Bahwa pegawai negeri adalah person yang bekerja dalam pemerintahan, seyogyanya bersikap tidak memihak terhadap calon pemimpin di pemerintahan adalah sesuatu yang keliru, sebab pns tidak dilarang dalam menentukan pilihan. Betapa anehnya, kalau  hak memilih itu melekat pada pegawai negeri, di saat yang sama, dia tidak diperkenankan mengenali jalan pikiran calon (visi dan misi, program, serta kebijakan)  yang akan memimpin dia, dengan dalih harus netral.

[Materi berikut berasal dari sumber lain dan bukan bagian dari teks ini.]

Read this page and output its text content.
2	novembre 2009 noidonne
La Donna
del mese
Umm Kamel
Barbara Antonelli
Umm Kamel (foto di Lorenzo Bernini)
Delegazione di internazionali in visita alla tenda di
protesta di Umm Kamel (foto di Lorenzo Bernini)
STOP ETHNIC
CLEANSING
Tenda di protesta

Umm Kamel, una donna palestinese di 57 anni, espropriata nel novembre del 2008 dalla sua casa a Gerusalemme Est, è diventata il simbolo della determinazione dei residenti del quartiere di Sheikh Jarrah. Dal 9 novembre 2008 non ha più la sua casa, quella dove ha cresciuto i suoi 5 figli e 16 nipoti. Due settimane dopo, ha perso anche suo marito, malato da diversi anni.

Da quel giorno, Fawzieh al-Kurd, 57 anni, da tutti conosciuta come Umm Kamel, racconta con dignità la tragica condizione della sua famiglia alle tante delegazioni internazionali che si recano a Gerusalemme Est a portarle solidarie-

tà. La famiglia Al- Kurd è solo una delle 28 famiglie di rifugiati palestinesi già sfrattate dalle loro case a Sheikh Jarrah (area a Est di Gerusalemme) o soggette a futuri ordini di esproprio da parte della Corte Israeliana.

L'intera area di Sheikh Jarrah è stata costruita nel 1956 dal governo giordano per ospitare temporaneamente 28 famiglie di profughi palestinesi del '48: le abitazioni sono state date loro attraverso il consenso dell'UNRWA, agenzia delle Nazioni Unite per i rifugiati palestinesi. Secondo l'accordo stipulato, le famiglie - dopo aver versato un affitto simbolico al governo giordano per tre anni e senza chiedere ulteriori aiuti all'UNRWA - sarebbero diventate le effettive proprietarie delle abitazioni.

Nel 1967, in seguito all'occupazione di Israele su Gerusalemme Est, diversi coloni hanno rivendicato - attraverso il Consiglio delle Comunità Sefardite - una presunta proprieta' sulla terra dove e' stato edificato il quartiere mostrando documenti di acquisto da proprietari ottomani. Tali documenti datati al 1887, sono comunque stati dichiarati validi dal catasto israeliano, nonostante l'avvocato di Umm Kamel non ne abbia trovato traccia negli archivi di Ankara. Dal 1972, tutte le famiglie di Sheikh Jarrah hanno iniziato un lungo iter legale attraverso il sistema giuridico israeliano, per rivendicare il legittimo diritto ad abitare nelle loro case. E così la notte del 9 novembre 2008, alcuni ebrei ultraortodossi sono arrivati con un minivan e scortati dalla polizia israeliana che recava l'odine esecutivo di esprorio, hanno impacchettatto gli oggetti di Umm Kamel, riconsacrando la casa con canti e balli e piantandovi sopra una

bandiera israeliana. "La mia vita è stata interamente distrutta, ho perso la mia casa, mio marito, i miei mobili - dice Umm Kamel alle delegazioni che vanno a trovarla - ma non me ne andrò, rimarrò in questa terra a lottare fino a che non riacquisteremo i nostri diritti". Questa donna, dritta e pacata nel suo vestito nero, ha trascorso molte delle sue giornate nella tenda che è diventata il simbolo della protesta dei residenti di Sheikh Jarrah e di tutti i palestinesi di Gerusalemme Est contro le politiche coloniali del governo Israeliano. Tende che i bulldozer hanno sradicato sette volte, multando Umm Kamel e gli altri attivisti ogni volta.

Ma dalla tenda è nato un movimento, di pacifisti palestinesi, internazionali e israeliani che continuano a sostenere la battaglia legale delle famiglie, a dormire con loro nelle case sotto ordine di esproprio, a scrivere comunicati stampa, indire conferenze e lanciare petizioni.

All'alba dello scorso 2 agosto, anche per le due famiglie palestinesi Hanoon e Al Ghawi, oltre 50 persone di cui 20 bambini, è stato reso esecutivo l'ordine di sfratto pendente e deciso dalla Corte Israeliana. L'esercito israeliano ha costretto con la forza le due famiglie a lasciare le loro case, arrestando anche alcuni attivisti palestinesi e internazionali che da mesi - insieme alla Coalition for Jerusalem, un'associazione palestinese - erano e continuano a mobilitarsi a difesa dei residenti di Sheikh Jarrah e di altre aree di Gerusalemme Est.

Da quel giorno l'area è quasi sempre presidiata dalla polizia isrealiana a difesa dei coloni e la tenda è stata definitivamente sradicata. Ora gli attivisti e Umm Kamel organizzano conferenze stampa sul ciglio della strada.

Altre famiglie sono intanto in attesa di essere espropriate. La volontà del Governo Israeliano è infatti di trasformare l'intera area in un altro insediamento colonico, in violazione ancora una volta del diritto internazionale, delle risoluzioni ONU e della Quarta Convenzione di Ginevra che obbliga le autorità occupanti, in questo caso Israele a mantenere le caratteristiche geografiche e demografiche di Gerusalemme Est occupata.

Cara berfikir ambigu  seperti ini, tidak akan pernah menyelesaikan masalah. Pasti selalu muncul kekisruhan. Tidak ada ketegasan. Meski di sadari bahwa sikap netral itu penting bagi pegawai negeri sipil dengan alasan pertama,  pegawai negeri yang berfungsi sebagai penyelenggara pemerintahan yang a politik, tidak berpolitik praktis, karena adanya kekhawatiran bahwa akan ada mobilitas pegawai dalam memberi dukungan kepada satu calon, sementara calon lainnya tidak mendapat apa apa.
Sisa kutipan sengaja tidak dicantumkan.